This is an excerpt from our Feature article in Oddball Stocks Newsletter Issue 37 (November 2021), "Value in 'Dying' Industries":
Back in Issue 20, we mentioned a McKinsey & Co research piece “Could Roger Federer be as successful playing badminton?” that tracked the economic profit of the world's couple thousand largest companies over a ten year period and found that about half of firms' performance is attributable to industry. There were twelve tobacco companies in their sample, and nine of them were in the top 20% of performance. And there were twenty paper companies, but none of those were in the top quintile of performance. Overall, their conclusion was that it is better to be an average company in a great industry than a great company in an average industry.
Investments in tobacco companies generated immense shareholder returns for more than a century, after cigarette rolling machines were introduced by James Duke in the late 19th century. The question now is whether this will continue, and do the tobacco company valuations compensate for the risk? There is a perception that the cigarette business is dying – but this has been the perception for as long as some of our subscribers have been alive, for about six decades since the U.S. Surgeon General's report on harmful effects of smoking was published. Linear extrapolation predicted that tobacco companies were doomed again because cigarette smoking dropped from 21% of American adults in 2005 to 14% in 2019.
However, humans have been using tobacco for thousands of years, since it was first introduced into human culture by the native inhabitants of South America. The Columbian exchange quickly brought it worldwide in the 16th century. Nothing about human biology has changed that would make people not want to use nicotine. The desire is there but it has been suppressed – rationally, no doubt – because of the connection between cigarettes and lung cancer. There are now far safer ways of consuming nicotine than cigarettes, such as vaping and oral nicotine products. The big tobacco players (Altria, Philip Morris, and British American Tobacco; essentially a duopoly of Marlboro versus Camels) are priced at a low multiple of their current cigarette earnings, and each one is an option on potentially very valuable reduced-risk nicotine businesses.
The most expensive big tobacco company, valuation-wise, is Philip Morris.

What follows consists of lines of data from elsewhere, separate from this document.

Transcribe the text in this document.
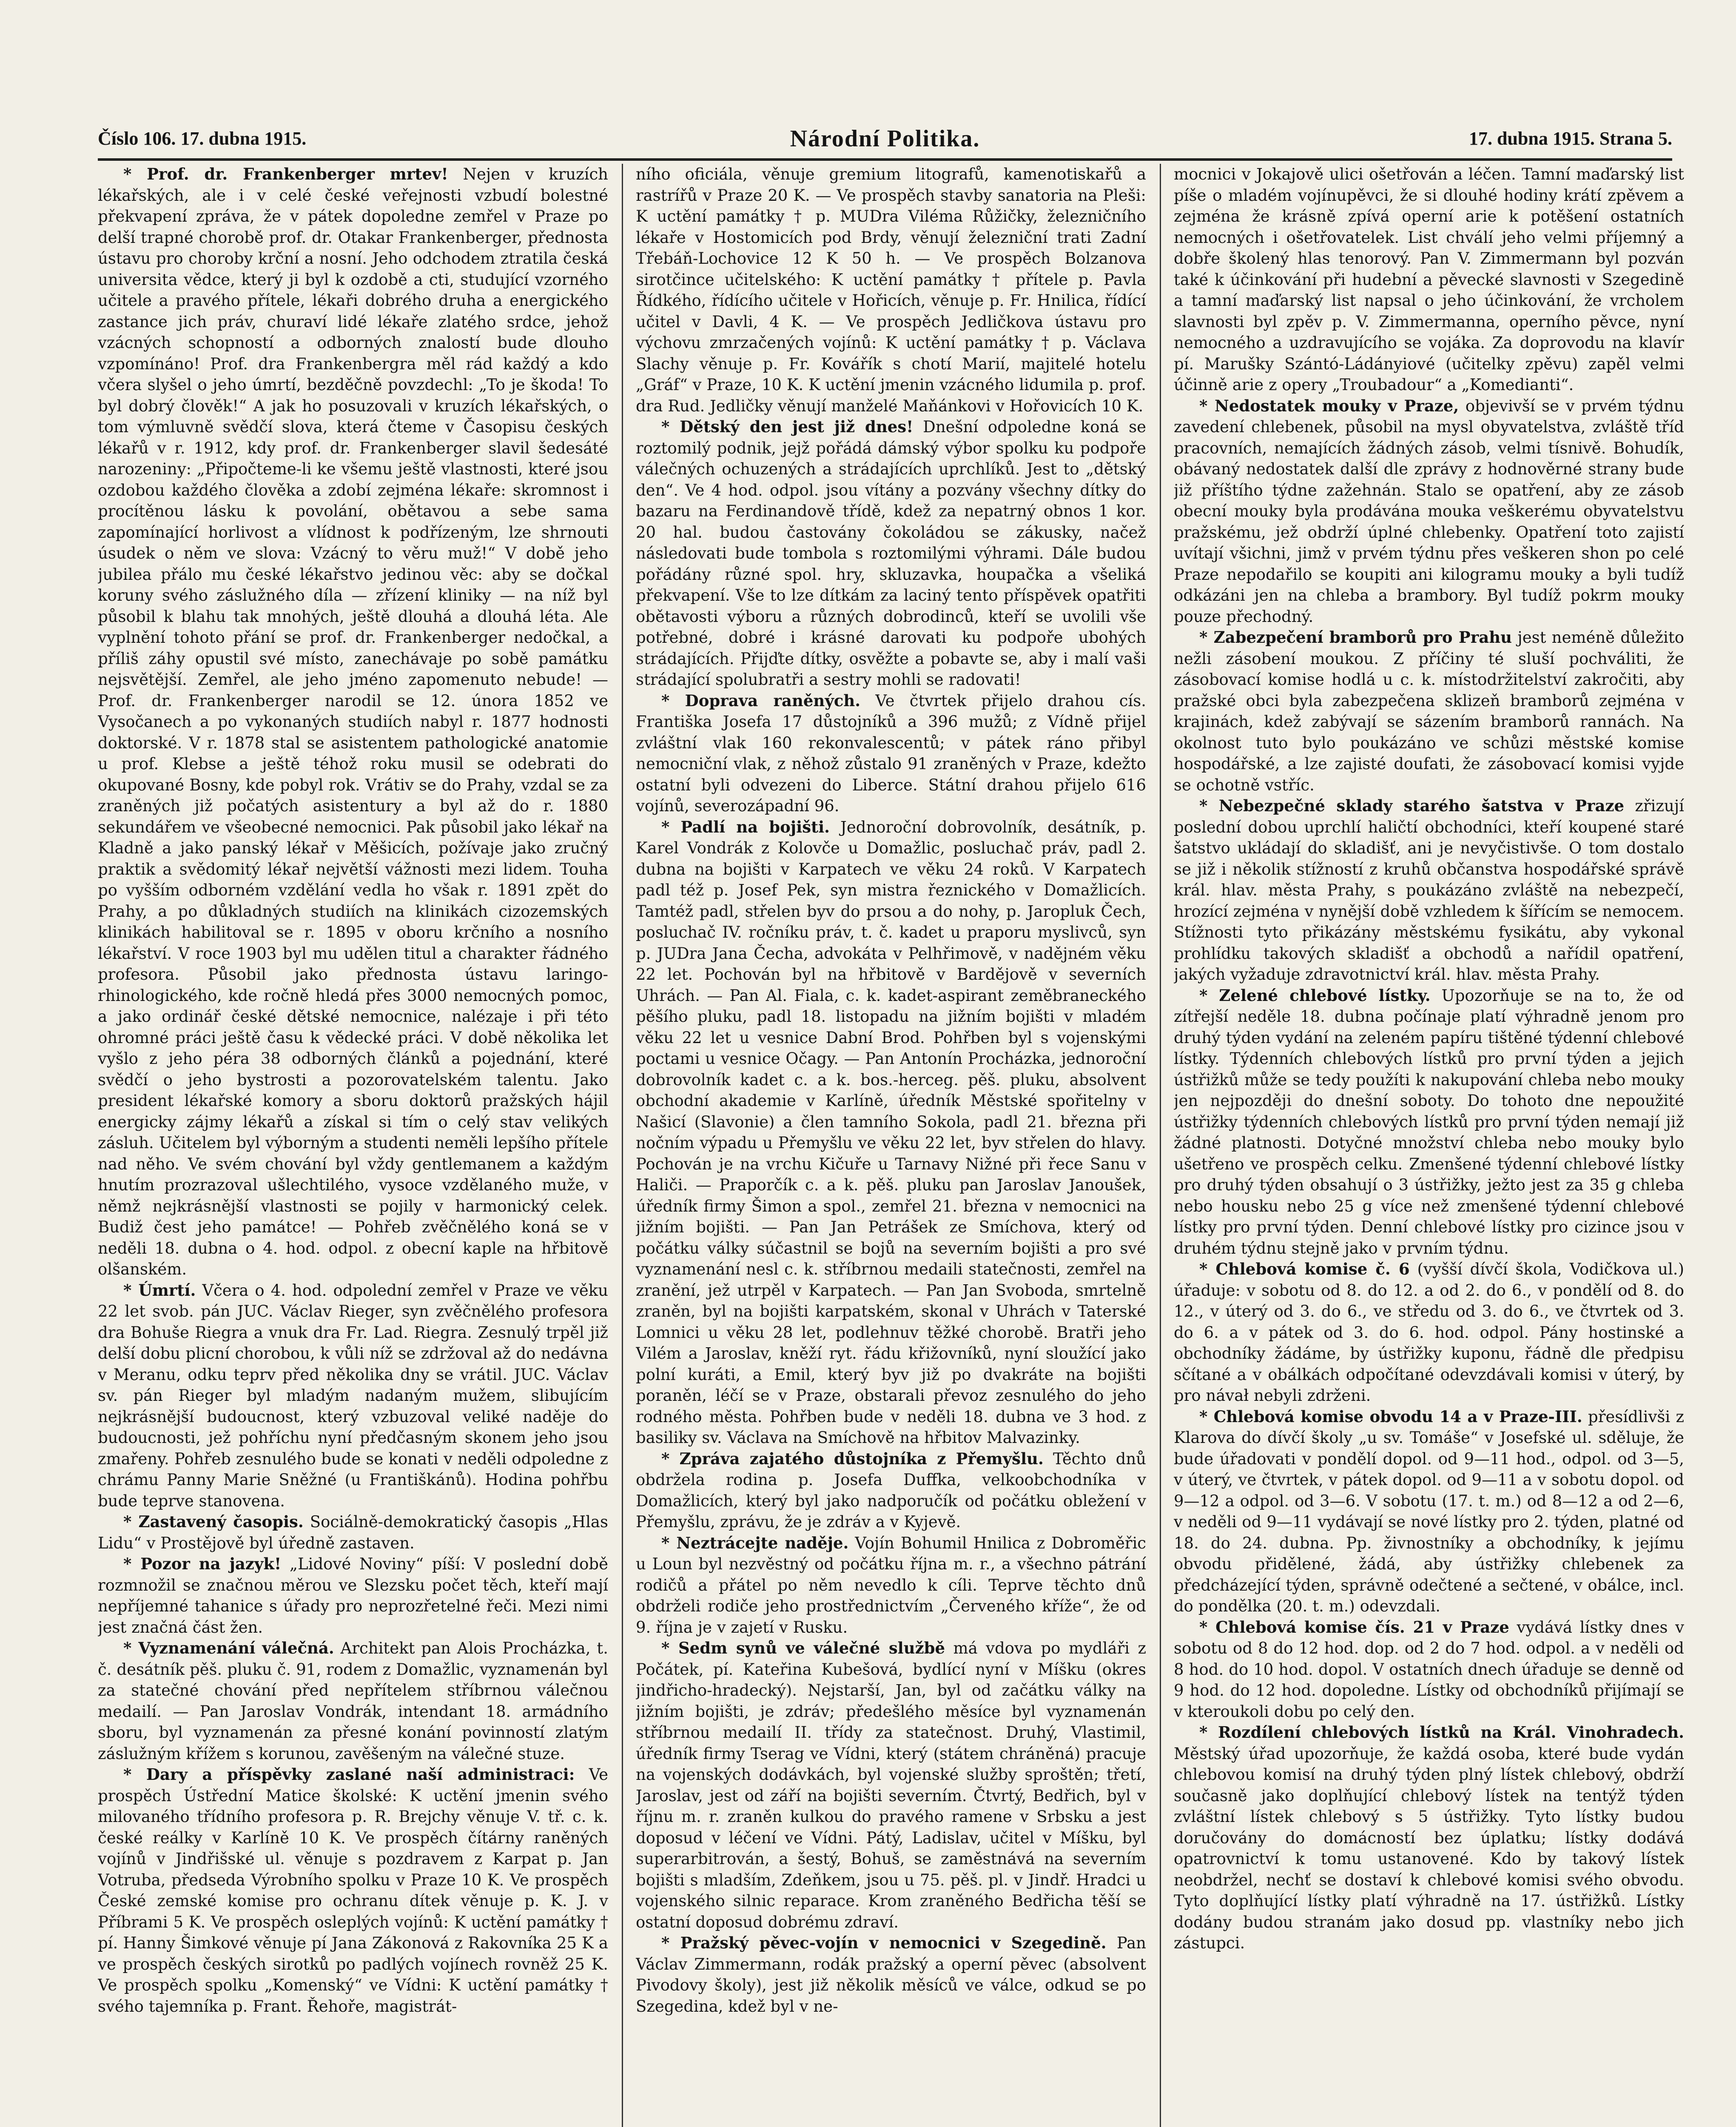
Číslo 106. 17. dubna 1915.	Národní Politika.	17. dubna 1915. Strana 5.

* Prof. dr. Frankenberger mrtev! Nejen v kruzích lékařských, ale i v celé české veřejnosti vzbudí bolestné překvapení zpráva, že v pátek dopoledne zemřel v Praze po delší trapné chorobě prof. dr. Otakar Frankenberger, přednosta ústavu pro choroby krční a nosní. Jeho odchodem ztratila česká universita vědce, který ji byl k ozdobě a cti, studující vzorného učitele a pravého přítele, lékaři dobrého druha a energického zastance jich práv, churaví lidé lékaře zlatého srdce, jehož vzácných schopností a odborných znalostí bude dlouho vzpomínáno! Prof. dra Frankenbergra měl rád každý a kdo včera slyšel o jeho úmrtí, bezděčně povzdechl: „To je škoda! To byl dobrý člověk!“ A jak ho posuzovali v kruzích lékařských, o tom výmluvně svědčí slova, která čteme v Časopisu českých lékařů v r. 1912, kdy prof. dr. Frankenberger slavil šedesáté narozeniny: „Připočteme-li ke všemu ještě vlastnosti, které jsou ozdobou každého člověka a zdobí zejména lékaře: skromnost i procítěnou lásku k povolání, obětavou a sebe sama zapomínající horlivost a vlídnost k podřízeným, lze shrnouti úsudek o něm ve slova: Vzácný to věru muž!“ V době jeho jubilea přálo mu české lékařstvo jedinou věc: aby se dočkal koruny svého záslužného díla — zřízení kliniky — na níž byl působil k blahu tak mnohých, ještě dlouhá a dlouhá léta. Ale vyplnění tohoto přání se prof. dr. Frankenberger nedočkal, a příliš záhy opustil své místo, zanechávaje po sobě památku nejsvětější. Zemřel, ale jeho jméno zapomenuto nebude! — Prof. dr. Frankenberger narodil se 12. února 1852 ve Vysočanech a po vykonaných studiích nabyl r. 1877 hodnosti doktorské. V r. 1878 stal se asistentem pathologické anatomie u prof. Klebse a ještě téhož roku musil se odebrati do okupované Bosny, kde pobyl rok. Vrátiv se do Prahy, vzdal se za zraněných již počatých asistentury a byl až do r. 1880 sekundářem ve všeobecné nemocnici. Pak působil jako lékař na Kladně a jako panský lékař v Měšicích, požívaje jako zručný praktik a svědomitý lékař největší vážnosti mezi lidem. Touha po vyšším odborném vzdělání vedla ho však r. 1891 zpět do Prahy, a po důkladných studiích na klinikách cizozemských klinikách habilitoval se r. 1895 v oboru krčního a nosního lékařství. V roce 1903 byl mu udělen titul a charakter řádného profesora. Působil jako přednosta ústavu laringo-rhinologického, kde ročně hledá přes 3000 nemocných pomoc, a jako ordinář české dětské nemocnice, nalézaje i při této ohromné práci ještě času k vědecké práci. V době několika let vyšlo z jeho péra 38 odborných článků a pojednání, které svědčí o jeho bystrosti a pozorovatelském talentu. Jako president lékařské komory a sboru doktorů pražských hájil energicky zájmy lékařů a získal si tím o celý stav velikých zásluh. Učitelem byl výborným a studenti neměli lepšího přítele nad něho. Ve svém chování byl vždy gentlemanem a každým hnutím prozrazoval ušlechtilého, vysoce vzdělaného muže, v němž nejkrásnější vlastnosti se pojily v harmonický celek. Budiž čest jeho památce! — Pohřeb zvěčnělého koná se v neděli 18. dubna o 4. hod. odpol. z obecní kaple na hřbitově olšanském.

* Úmrtí. Včera o 4. hod. odpolední zemřel v Praze ve věku 22 let svob. pán JUC. Václav Rieger, syn zvěčnělého profesora dra Bohuše Riegra a vnuk dra Fr. Lad. Riegra. Zesnulý trpěl již delší dobu plicní chorobou, k vůli níž se zdržoval až do nedávna v Meranu, odku teprv před několika dny se vrátil. JUC. Václav sv. pán Rieger byl mladým nadaným mužem, slibujícím nejkrásnější budoucnost, který vzbuzoval veliké naděje do budoucnosti, jež pohříchu nyní předčasným skonem jeho jsou zmařeny. Pohřeb zesnulého bude se konati v neděli odpoledne z chrámu Panny Marie Sněžné (u Františkánů). Hodina pohřbu bude teprve stanovena.

* Zastavený časopis. Sociálně-demokratický časopis „Hlas Lidu“ v Prostějově byl úředně zastaven.

* Pozor na jazyk! „Lidové Noviny“ píší: V poslední době rozmnožil se značnou měrou ve Slezsku počet těch, kteří mají nepříjemné tahanice s úřady pro neprozřetelné řeči. Mezi nimi jest značná část žen.

* Vyznamenání válečná. Architekt pan Alois Procházka, t. č. desátník pěš. pluku č. 91, rodem z Domažlic, vyznamenán byl za statečné chování před nepřítelem stříbrnou válečnou medailí. — Pan Jaroslav Vondrák, intendant 18. armádního sboru, byl vyznamenán za přesné konání povinností zlatým záslužným křížem s korunou, zavěšeným na válečné stuze.

* Dary a příspěvky zaslané naší administraci: Ve prospěch Ústřední Matice školské: K uctění jmenin svého milovaného třídního profesora p. R. Brejchy věnuje V. tř. c. k. české reálky v Karlíně 10 K. Ve prospěch čítárny raněných vojínů v Jindřišské ul. věnuje s pozdravem z Karpat p. Jan Votruba, předseda Výrobního spolku v Praze 10 K. Ve prospěch České zemské komise pro ochranu dítek věnuje p. K. J. v Příbrami 5 K. Ve prospěch osleplých vojínů: K uctění památky † pí. Hanny Šimkové věnuje pí Jana Zákonová z Rakovníka 25 K a ve prospěch českých sirotků po padlých vojínech rovněž 25 K. Ve prospěch spolku „Komenský“ ve Vídni: K uctění památky † svého tajemníka p. Frant. Řehoře, magistrát-

ního oficiála, věnuje gremium litografů, kamenotiskařů a rastrířů v Praze 20 K. — Ve prospěch stavby sanatoria na Pleši: K uctění památky † p. MUDra Viléma Růžičky, železničního lékaře v Hostomicích pod Brdy, věnují železniční trati Zadní Třebáň-Lochovice 12 K 50 h. — Ve prospěch Bolzanova sirotčince učitelského: K uctění památky † přítele p. Pavla Řídkého, řídícího učitele v Hořicích, věnuje p. Fr. Hnilica, řídící učitel v Davli, 4 K. — Ve prospěch Jedličkova ústavu pro výchovu zmrzačených vojínů: K uctění památky † p. Václava Slachy věnuje p. Fr. Kovářík s chotí Marií, majitelé hotelu „Gráf“ v Praze, 10 K. K uctění jmenin vzácného lidumila p. prof. dra Rud. Jedličky věnují manželé Maňánkovi v Hořovicích 10 K.

* Dětský den jest již dnes! Dnešní odpoledne koná se roztomilý podnik, jejž pořádá dámský výbor spolku ku podpoře válečných ochuzených a strádajících uprchlíků. Jest to „dětský den“. Ve 4 hod. odpol. jsou vítány a pozvány všechny dítky do bazaru na Ferdinandově třídě, kdež za nepatrný obnos 1 kor. 20 hal. budou častovány čokoládou se zákusky, načež následovati bude tombola s roztomilými výhrami. Dále budou pořádány různé spol. hry, skluzavka, houpačka a všeliká překvapení. Vše to lze dítkám za laciný tento příspěvek opatřiti obětavosti výboru a různých dobrodinců, kteří se uvolili vše potřebné, dobré i krásné darovati ku podpoře ubohých strádajících. Přijďte dítky, osvěžte a pobavte se, aby i malí vaši strádající spolubratři a sestry mohli se radovati!

* Doprava raněných. Ve čtvrtek přijelo drahou cís. Františka Josefa 17 důstojníků a 396 mužů; z Vídně přijel zvláštní vlak 160 rekonvalescentů; v pátek ráno přibyl nemocniční vlak, z něhož zůstalo 91 zraněných v Praze, kdežto ostatní byli odvezeni do Liberce. Státní drahou přijelo 616 vojínů, severozápadní 96.

* Padlí na bojišti. Jednoroční dobrovolník, desátník, p. Karel Vondrák z Kolovče u Domažlic, posluchač práv, padl 2. dubna na bojišti v Karpatech ve věku 24 roků. V Karpatech padl též p. Josef Pek, syn mistra řeznického v Domažlicích. Tamtéž padl, střelen byv do prsou a do nohy, p. Jaropluk Čech, posluchač IV. ročníku práv, t. č. kadet u praporu myslivců, syn p. JUDra Jana Čecha, advokáta v Pelhřimově, v nadějném věku 22 let. Pochován byl na hřbitově v Bardějově v severních Uhrách. — Pan Al. Fiala, c. k. kadet-aspirant zeměbraneckého pěšího pluku, padl 18. listopadu na jižním bojišti v mladém věku 22 let u vesnice Dabní Brod. Pohřben byl s vojenskými poctami u vesnice Očagy. — Pan Antonín Procházka, jednoroční dobrovolník kadet c. a k. bos.-herceg. pěš. pluku, absolvent obchodní akademie v Karlíně, úředník Městské spořitelny v Našicí (Slavonie) a člen tamního Sokola, padl 21. března při nočním výpadu u Přemyšlu ve věku 22 let, byv střelen do hlavy. Pochován je na vrchu Kičuře u Tarnavy Nižné při řece Sanu v Haliči. — Praporčík c. a k. pěš. pluku pan Jaroslav Janoušek, úředník firmy Šimon a spol., zemřel 21. března v nemocnici na jižním bojišti. — Pan Jan Petrášek ze Smíchova, který od počátku války súčastnil se bojů na severním bojišti a pro své vyznamenání nesl c. k. stříbrnou medaili statečnosti, zemřel na zranění, jež utrpěl v Karpatech. — Pan Jan Svoboda, smrtelně zraněn, byl na bojišti karpatském, skonal v Uhrách v Taterské Lomnici u věku 28 let, podlehnuv těžké chorobě. Bratři jeho Vilém a Jaroslav, kněží ryt. řádu křižovníků, nyní sloužící jako polní kuráti, a Emil, který byv již po dvakráte na bojišti poraněn, léčí se v Praze, obstarali převoz zesnulého do jeho rodného města. Pohřben bude v neděli 18. dubna ve 3 hod. z basiliky sv. Václava na Smíchově na hřbitov Malvazinky.

* Zpráva zajatého důstojníka z Přemyšlu. Těchto dnů obdržela rodina p. Josefa Duffka, velkoobchodníka v Domažlicích, který byl jako nadporučík od počátku obležení v Přemyšlu, zprávu, že je zdráv a v Kyjevě.

* Neztrácejte naděje. Vojín Bohumil Hnilica z Dobroměřic u Loun byl nezvěstný od počátku října m. r., a všechno pátrání rodičů a přátel po něm nevedlo k cíli. Teprve těchto dnů obdrželi rodiče jeho prostřednictvím „Červeného kříže“, že od 9. října je v zajetí v Rusku.

* Sedm synů ve válečné službě má vdova po mydláři z Počátek, pí. Kateřina Kubešová, bydlící nyní v Míšku (okres jindřicho-hradecký). Nejstarší, Jan, byl od začátku války na jižním bojišti, je zdráv; předešlého měsíce byl vyznamenán stříbrnou medailí II. třídy za statečnost. Druhý, Vlastimil, úředník firmy Tserag ve Vídni, který (státem chráněná) pracuje na vojenských dodávkách, byl vojenské služby sproštěn; třetí, Jaroslav, jest od září na bojišti severním. Čtvrtý, Bedřich, byl v říjnu m. r. zraněn kulkou do pravého ramene v Srbsku a jest doposud v léčení ve Vídni. Pátý, Ladislav, učitel v Míšku, byl superarbitrován, a šestý, Bohuš, se zaměstnává na severním bojišti s mladším, Zdeňkem, jsou u 75. pěš. pl. v Jindř. Hradci u vojenského silnic reparace. Krom zraněného Bedřicha těší se ostatní doposud dobrému zdraví.

* Pražský pěvec-vojín v nemocnici v Szegedině. Pan Václav Zimmermann, rodák pražský a operní pěvec (absolvent Pivodovy školy), jest již několik měsíců ve válce, odkud se po Szegedina, kdež byl v ne-

mocnici v Jokajově ulici ošetřován a léčen. Tamní maďarský list píše o mladém vojínupěvci, že si dlouhé hodiny krátí zpěvem a zejména že krásně zpívá operní arie k potěšení ostatních nemocných i ošetřovatelek. List chválí jeho velmi příjemný a dobře školený hlas tenorový. Pan V. Zimmermann byl pozván také k účinkování při hudební a pěvecké slavnosti v Szegedině a tamní maďarský list napsal o jeho účinkování, že vrcholem slavnosti byl zpěv p. V. Zimmermanna, operního pěvce, nyní nemocného a uzdravujícího se vojáka. Za doprovodu na klavír pí. Marušky Szántó-Ládányiové (učitelky zpěvu) zapěl velmi účinně arie z opery „Troubadour“ a „Komedianti“.

* Nedostatek mouky v Praze, objevivší se v prvém týdnu zavedení chlebenek, působil na mysl obyvatelstva, zvláště tříd pracovních, nemajících žádných zásob, velmi tísnivě. Bohudík, obávaný nedostatek další dle zprávy z hodnověrné strany bude již příštího týdne zažehnán. Stalo se opatření, aby ze zásob obecní mouky byla prodávána mouka veškerému obyvatelstvu pražskému, jež obdrží úplné chlebenky. Opatření toto zajistí uvítají všichni, jimž v prvém týdnu přes veškeren shon po celé Praze nepodařilo se koupiti ani kilogramu mouky a byli tudíž odkázáni jen na chleba a brambory. Byl tudíž pokrm mouky pouze přechodný.

* Zabezpečení bramborů pro Prahu jest neméně důležito nežli zásobení moukou. Z příčiny té sluší pochváliti, že zásobovací komise hodlá u c. k. místodržitelství zakročiti, aby pražské obci byla zabezpečena sklizeň bramborů zejména v krajinách, kdež zabývají se sázením bramborů rannách. Na okolnost tuto bylo poukázáno ve schůzi městské komise hospodářské, a lze zajisté doufati, že zásobovací komisi vyjde se ochotně vstříc.

* Nebezpečné sklady starého šatstva v Praze zřizují poslední dobou uprchlí haličtí obchodníci, kteří koupené staré šatstvo ukládají do skladišť, ani je nevyčistivše. O tom dostalo se již i několik stížností z kruhů občanstva hospodářské správě král. hlav. města Prahy, s poukázáno zvláště na nebezpečí, hrozící zejména v nynější době vzhledem k šířícím se nemocem. Stížnosti tyto přikázány městskému fysikátu, aby vykonal prohlídku takových skladišť a obchodů a nařídil opatření, jakých vyžaduje zdravotnictví král. hlav. města Prahy.

* Zelené chlebové lístky. Upozorňuje se na to, že od zítřejší neděle 18. dubna počínaje platí výhradně jenom pro druhý týden vydání na zeleném papíru tištěné týdenní chlebové lístky. Týdenních chlebových lístků pro první týden a jejich ústřižků může se tedy použíti k nakupování chleba nebo mouky jen nejpozději do dnešní soboty. Do tohoto dne nepoužité ústřižky týdenních chlebových lístků pro první týden nemají již žádné platnosti. Dotyčné množství chleba nebo mouky bylo ušetřeno ve prospěch celku. Zmenšené týdenní chlebové lístky pro druhý týden obsahují o 3 ústřižky, ježto jest za 35 g chleba nebo housku nebo 25 g více než zmenšené týdenní chlebové lístky pro první týden. Denní chlebové lístky pro cizince jsou v druhém týdnu stejně jako v prvním týdnu.

* Chlebová komise č. 6 (vyšší dívčí škola, Vodičkova ul.) úřaduje: v sobotu od 8. do 12. a od 2. do 6., v pondělí od 8. do 12., v úterý od 3. do 6., ve středu od 3. do 6., ve čtvrtek od 3. do 6. a v pátek od 3. do 6. hod. odpol. Pány hostinské a obchodníky žádáme, by ústřižky kuponu, řádně dle předpisu sčítané a v obálkách odpočítané odevzdávali komisi v úterý, by pro návał nebyli zdrženi.

* Chlebová komise obvodu 14 a v Praze-III. přesídlivši z Klarova do dívčí školy „u sv. Tomáše“ v Josefské ul. sděluje, že bude úřadovati v pondělí dopol. od 9—11 hod., odpol. od 3—5, v úterý, ve čtvrtek, v pátek dopol. od 9—11 a v sobotu dopol. od 9—12 a odpol. od 3—6. V sobotu (17. t. m.) od 8—12 a od 2—6, v neděli od 9—11 vydávají se nové lístky pro 2. týden, platné od 18. do 24. dubna. Pp. živnostníky a obchodníky, k jejímu obvodu přidělené, žádá, aby ústřižky chlebenek za předcházející týden, správně odečtené a sečtené, v obálce, incl. do pondělka (20. t. m.) odevzdali.

* Chlebová komise čís. 21 v Praze vydává lístky dnes v sobotu od 8 do 12 hod. dop. od 2 do 7 hod. odpol. a v neděli od 8 hod. do 10 hod. dopol. V ostatních dnech úřaduje se denně od 9 hod. do 12 hod. dopoledne. Lístky od obchodníků přijímají se v kteroukoli dobu po celý den.

* Rozdílení chlebových lístků na Král. Vinohradech. Městský úřad upozorňuje, že každá osoba, které bude vydán chlebovou komisí na druhý týden plný lístek chlebový, obdrží současně jako doplňující chlebový lístek na tentýž týden zvláštní lístek chlebový s 5 ústřižky. Tyto lístky budou doručovány do domácností bez úplatku; lístky dodává opatrovnictví k tomu ustanovené. Kdo by takový lístek neobdržel, nechť se dostaví k chlebové komisi svého obvodu. Tyto doplňující lístky platí výhradně na 17. ústřižků. Lístky dodány budou stranám jako dosud pp. vlastníky nebo jich zástupci.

It is also the largest by enterprise value and the most profitable. For the first nine months of 2021, revenues net of excise taxes are up 9.6% and operating profit was up 14%. Year-to-date, the company has generated $7.9 billion of cash from operations, and it spent $1.9 billion on future oriented acquisitions (Vectura and Fertin Pharma), $459 million on capital expenditures, $2 billion on debt repayment, and $5.6 billion on dividend payments. Philip Morris is the most expensive stock because it has the #1 cigarette (Marlboro) but is geographically diversified (as opposed to Altria which sells Marlboro in the U.S. only), has a popular reduced-risk heated tobacco product (the IQOS), and has not committed acquisition bungles the way that Altria did with Juul and Cronos. Philip Morris also has the least financial leverage.
Altria, the American counterpart to Philip Morris, has more moving parts. The enterprise value is currently $100 billion, but the company owns 10% of Anheuser Busch Inbev, which is worth $10 billion or so at market price. Revenues net of excise taxes are up about 1.5% year-to-date and operating income is up 6.4%. Year-to-date, the company has generated $5.7 billion of cash from operations, and it has spent $100 million on capital expenditures, repaid $1 billion of debt, bought back $972 million of stock, and paid $4.8 billion of dividends.
Finally, British American Tobacco is the most leveraged of the big three companies (debt/EV of 42% as opposed to 15% and 24% for Philip Morris and Altria) and has the second-best cigarette brand. The enterprise value of is currently $135 billion. For the first half of 2021, cigarette volumes were up 2% but revenues were down 3%. Note that for the tobacco companies (PM and BTI) with multinational operations, it can be difficult to untangle the effects of currency movements. At constant exchange rates, the revenue for cigarettes was actually up 6%. Non-combustibles revenue was up 20%, with "traditional" oral tobacco volume down 3% but vapor (Vuse) up 70%, heating products (Glo) up 99%, and "modern oral" (Velo pouches) up 124%. At constant exchange rates, non-combustible revenue was up 29%. Operating income was down 4% (although in constant currency it was up 5.4%).